3 Markers of Glomerular Function
Taking into account its relevant prognostic role, the evaluation of kidney function in subjects with heart failure is extremely important. A number of laboratory examinations are available to assess renal function and, in particular, the filtration ability of the kidney (Table 2).
3.1 Serum Creatinine and Glomerular Filtration Rate
Serum creatinine levels and GFR estimation are the corner stone for renal function evaluation and are routinely recommended in HF patients management for assessing renal dysfunction and filtration impairment (Ponikowski et al. 2016). Serum creatinine is the product of creatine phosphate breakdown at muscular level. It is produced at relatively constant rate and eliminated by the kidney through glomerular filtration and partially by active secretion in the tubules (Levey et al. 2006). Empirical formulas can be used to easily estimate GFR based on serum creatinine levels, age, gender and weight. The most commonly used formulas are Cockroft-Gault, simplified Modification of Diet in renal disease (MDRD) and, recently, Chronic Kidney Disease Epidemiology Collaboration (CKD EPI) (Stevens et al. 2006). These equations have been validated in CKD populations with good results. Among these formulas, CKD EPI has been shown to be less biased in GFR estimation, especially within the population with preserved renal function (Stevens et al. 2010). In the setting of CHF patients, it leads to a more accurate classification of renal functional stages and a better risk stratification, particularly in those patients with normal or near normal renal function (McAlister et al. 2012; Valente et al. 2014). For this reason, it has recently become the most used estimate of GFR in clinical practice. Serum creatinine levels can also be used to identify patients with WRF, who are at higher risk for events (Smith et al. 2006; Metra et al. 2008). In HF patients, it is generally defined as an absolute increase of >0.3 mg/dl and/or a relative increase of >25% in serum creatinine levels within two-time points (Damman et al. 2009a). In the KDIGO (Kidney Disease: Improving Global Outcomes) guidelines, CKD progression has been defined as a decline in the stage of CKD accompanied by a 25% or greater drop in eGFR from baseline (Kidney Disease: Improving Global Outcomes (KDIGO) CKD Work Group 2013).
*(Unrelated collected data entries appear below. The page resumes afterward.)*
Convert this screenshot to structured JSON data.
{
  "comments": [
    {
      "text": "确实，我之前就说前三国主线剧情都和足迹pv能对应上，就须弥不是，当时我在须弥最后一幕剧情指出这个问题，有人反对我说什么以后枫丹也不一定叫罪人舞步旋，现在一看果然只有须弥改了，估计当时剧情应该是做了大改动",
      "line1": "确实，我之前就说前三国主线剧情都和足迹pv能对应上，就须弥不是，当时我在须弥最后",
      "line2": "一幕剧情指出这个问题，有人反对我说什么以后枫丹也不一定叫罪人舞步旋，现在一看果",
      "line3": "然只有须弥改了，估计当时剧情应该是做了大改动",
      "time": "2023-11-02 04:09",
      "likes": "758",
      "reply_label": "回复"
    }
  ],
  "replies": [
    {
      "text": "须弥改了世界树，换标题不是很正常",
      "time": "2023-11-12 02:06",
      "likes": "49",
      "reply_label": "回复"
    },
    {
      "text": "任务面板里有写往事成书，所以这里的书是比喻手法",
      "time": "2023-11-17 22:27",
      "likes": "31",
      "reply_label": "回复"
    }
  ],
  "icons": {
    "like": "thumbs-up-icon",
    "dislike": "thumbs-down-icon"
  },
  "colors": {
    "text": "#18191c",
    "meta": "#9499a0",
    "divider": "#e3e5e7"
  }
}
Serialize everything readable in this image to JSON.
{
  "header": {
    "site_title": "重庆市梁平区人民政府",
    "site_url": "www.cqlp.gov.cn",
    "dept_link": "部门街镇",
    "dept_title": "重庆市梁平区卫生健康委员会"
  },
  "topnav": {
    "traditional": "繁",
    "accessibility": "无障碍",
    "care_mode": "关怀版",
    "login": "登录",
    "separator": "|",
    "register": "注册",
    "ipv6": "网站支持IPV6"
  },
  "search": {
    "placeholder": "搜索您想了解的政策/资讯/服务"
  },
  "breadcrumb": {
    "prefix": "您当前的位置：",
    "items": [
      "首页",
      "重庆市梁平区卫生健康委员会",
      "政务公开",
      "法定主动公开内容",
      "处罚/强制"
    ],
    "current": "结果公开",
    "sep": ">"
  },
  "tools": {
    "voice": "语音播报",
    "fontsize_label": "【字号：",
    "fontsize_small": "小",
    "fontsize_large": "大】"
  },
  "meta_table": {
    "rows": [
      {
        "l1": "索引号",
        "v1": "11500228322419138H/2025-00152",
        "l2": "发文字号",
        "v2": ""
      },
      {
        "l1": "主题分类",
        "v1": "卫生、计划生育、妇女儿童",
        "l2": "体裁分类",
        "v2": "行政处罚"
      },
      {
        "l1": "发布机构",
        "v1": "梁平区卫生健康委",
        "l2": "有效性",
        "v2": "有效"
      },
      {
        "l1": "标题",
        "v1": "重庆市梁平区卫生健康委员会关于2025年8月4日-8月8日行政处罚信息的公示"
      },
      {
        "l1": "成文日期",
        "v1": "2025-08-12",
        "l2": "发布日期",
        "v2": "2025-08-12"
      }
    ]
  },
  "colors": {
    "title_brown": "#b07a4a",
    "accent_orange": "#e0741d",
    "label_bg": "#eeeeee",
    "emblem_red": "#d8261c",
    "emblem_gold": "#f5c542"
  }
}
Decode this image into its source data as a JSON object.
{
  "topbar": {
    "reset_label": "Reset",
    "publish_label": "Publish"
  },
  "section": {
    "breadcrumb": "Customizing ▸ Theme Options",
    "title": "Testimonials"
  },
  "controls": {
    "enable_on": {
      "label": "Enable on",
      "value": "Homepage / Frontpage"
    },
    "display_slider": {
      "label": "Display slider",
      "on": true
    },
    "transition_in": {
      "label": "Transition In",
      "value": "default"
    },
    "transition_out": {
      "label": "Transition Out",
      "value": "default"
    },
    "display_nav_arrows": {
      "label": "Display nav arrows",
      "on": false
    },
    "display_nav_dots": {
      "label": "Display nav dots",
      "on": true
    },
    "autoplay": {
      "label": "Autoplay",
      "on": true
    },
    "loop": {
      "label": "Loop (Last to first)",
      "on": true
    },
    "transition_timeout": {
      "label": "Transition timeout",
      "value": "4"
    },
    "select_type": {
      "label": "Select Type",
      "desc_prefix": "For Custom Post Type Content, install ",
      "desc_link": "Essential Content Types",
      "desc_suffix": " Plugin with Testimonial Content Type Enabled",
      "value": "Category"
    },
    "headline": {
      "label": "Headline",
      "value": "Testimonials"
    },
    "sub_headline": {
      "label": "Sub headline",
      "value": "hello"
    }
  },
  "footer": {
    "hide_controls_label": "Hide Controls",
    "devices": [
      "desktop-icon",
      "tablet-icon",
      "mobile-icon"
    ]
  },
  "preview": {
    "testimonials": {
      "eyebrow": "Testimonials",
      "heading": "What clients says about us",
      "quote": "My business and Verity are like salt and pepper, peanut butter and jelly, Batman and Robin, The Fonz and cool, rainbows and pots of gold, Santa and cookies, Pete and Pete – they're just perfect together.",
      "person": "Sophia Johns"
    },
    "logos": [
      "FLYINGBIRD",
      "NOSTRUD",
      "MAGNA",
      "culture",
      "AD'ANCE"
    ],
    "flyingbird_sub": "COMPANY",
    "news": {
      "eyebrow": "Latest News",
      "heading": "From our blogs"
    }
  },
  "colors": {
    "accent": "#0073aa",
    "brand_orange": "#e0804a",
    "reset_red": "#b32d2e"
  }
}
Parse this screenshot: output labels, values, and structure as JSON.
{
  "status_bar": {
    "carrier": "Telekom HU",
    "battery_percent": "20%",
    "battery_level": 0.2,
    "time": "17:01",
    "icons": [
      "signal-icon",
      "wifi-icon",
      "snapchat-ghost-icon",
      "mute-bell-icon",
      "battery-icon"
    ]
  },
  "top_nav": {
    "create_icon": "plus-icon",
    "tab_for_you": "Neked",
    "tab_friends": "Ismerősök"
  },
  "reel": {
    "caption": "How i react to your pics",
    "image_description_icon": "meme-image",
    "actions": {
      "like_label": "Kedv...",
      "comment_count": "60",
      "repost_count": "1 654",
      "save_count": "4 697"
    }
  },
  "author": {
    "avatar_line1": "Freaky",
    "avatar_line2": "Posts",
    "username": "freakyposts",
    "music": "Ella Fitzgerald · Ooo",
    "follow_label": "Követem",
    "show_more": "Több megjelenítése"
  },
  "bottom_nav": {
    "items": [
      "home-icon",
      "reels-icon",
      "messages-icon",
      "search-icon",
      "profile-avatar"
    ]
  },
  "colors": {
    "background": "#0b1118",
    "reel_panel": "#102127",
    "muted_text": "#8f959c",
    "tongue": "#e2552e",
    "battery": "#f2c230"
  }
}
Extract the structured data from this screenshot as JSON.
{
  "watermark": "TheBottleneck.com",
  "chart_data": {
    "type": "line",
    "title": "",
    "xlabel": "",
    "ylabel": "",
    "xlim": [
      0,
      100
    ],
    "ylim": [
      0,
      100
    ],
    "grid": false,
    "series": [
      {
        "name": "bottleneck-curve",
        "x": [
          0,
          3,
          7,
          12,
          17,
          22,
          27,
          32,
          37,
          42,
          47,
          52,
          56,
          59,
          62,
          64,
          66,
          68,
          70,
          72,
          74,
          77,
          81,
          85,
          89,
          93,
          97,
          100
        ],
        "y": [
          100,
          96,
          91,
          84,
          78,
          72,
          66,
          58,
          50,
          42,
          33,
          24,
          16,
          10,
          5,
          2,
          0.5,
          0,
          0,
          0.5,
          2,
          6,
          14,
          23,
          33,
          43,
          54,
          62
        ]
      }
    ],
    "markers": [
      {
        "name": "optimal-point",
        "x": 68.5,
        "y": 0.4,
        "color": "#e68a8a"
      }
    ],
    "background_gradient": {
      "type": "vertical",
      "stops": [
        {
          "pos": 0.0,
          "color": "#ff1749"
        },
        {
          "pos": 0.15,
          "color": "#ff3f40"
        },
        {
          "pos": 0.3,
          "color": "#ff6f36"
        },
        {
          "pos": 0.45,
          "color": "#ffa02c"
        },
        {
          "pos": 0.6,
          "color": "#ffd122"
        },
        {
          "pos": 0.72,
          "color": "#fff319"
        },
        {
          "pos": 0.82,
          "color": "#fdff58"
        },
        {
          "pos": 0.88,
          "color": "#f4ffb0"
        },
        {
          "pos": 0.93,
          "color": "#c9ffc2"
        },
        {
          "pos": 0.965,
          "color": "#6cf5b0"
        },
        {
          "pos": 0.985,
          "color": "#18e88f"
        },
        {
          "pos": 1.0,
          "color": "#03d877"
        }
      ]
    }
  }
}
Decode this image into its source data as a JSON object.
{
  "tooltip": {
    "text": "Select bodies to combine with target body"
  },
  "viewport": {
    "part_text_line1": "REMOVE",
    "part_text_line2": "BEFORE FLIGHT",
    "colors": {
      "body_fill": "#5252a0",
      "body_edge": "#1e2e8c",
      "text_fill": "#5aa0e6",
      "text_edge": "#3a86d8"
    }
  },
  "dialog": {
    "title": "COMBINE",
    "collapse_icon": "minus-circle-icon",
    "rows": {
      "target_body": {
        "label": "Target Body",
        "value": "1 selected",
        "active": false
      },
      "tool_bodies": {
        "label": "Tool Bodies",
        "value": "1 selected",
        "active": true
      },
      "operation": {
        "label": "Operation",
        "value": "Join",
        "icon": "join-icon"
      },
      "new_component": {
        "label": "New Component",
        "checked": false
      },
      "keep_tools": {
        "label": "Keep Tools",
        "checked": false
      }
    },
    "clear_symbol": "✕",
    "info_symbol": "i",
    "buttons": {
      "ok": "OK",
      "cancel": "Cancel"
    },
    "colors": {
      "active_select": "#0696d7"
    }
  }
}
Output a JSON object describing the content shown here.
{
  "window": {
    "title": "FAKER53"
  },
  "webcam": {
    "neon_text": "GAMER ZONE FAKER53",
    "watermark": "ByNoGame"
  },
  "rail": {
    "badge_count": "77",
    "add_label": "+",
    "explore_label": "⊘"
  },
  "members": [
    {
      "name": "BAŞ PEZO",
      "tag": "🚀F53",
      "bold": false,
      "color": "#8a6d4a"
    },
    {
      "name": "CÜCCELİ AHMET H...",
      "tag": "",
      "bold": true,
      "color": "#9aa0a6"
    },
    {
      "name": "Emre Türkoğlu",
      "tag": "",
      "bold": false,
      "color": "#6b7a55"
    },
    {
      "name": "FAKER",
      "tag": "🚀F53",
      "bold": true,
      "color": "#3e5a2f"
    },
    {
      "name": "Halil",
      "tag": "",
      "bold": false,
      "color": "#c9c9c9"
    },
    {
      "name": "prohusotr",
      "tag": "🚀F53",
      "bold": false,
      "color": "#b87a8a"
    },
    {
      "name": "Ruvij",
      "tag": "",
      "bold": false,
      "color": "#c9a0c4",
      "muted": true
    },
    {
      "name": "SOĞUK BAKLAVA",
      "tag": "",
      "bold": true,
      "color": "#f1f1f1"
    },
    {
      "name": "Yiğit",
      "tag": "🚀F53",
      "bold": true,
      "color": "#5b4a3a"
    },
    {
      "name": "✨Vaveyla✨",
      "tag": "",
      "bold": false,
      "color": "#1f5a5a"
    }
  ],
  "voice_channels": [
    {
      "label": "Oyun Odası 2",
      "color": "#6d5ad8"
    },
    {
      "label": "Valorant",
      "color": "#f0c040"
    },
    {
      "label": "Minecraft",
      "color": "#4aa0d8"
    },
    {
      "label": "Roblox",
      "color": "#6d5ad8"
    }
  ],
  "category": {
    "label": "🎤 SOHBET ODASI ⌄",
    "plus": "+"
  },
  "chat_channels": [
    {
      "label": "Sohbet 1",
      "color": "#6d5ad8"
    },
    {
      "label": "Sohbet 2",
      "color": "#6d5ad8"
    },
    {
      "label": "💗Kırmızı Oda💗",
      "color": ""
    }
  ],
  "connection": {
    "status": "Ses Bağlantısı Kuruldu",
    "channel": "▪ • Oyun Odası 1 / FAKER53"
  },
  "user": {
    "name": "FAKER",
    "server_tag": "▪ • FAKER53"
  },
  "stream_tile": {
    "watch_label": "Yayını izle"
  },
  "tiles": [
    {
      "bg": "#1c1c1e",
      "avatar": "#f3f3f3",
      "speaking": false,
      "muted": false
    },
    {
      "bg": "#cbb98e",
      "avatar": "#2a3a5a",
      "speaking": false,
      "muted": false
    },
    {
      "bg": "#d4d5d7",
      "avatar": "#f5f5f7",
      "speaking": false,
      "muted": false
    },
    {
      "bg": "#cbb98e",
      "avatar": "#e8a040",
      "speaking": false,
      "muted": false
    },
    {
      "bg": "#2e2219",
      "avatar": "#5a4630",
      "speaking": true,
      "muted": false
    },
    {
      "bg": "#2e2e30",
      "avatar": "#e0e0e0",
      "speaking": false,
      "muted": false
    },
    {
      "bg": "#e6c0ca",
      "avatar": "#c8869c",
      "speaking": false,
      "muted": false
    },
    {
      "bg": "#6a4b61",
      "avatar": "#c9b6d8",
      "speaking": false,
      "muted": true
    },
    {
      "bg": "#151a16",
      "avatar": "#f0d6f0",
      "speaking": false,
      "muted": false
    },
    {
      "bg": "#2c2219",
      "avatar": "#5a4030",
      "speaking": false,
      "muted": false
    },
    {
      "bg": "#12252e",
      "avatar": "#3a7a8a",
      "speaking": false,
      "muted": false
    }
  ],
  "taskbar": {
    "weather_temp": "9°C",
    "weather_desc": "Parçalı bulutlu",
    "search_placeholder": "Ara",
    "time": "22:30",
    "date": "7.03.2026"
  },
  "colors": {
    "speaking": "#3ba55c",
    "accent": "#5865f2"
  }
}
Creatinine concentration and GFR estimation are currently recommended to assess renal impairment in HF and to classify renal dysfunction based on GFR category (Kidney Disease: Improving Global Outcomes (KDIGO) CKD Work Group 2013). However, some limitations in the use of serum creatinine exist, as its levels are biased due to age, diet, gender and body mass. A decrease in creatinine levels (with overestimation of GFR) is observed in muscle wasting, a common condition seen in advanced HF. Additionally, GFR estimation can be hampered when filtration function decreases as the relative effect of active secretion is more pronounced, leading to an overestimation of GFR (Damman et al. 2012). On the basis of these limitations, new biomarkers have been proposed to better evaluate glomerular function.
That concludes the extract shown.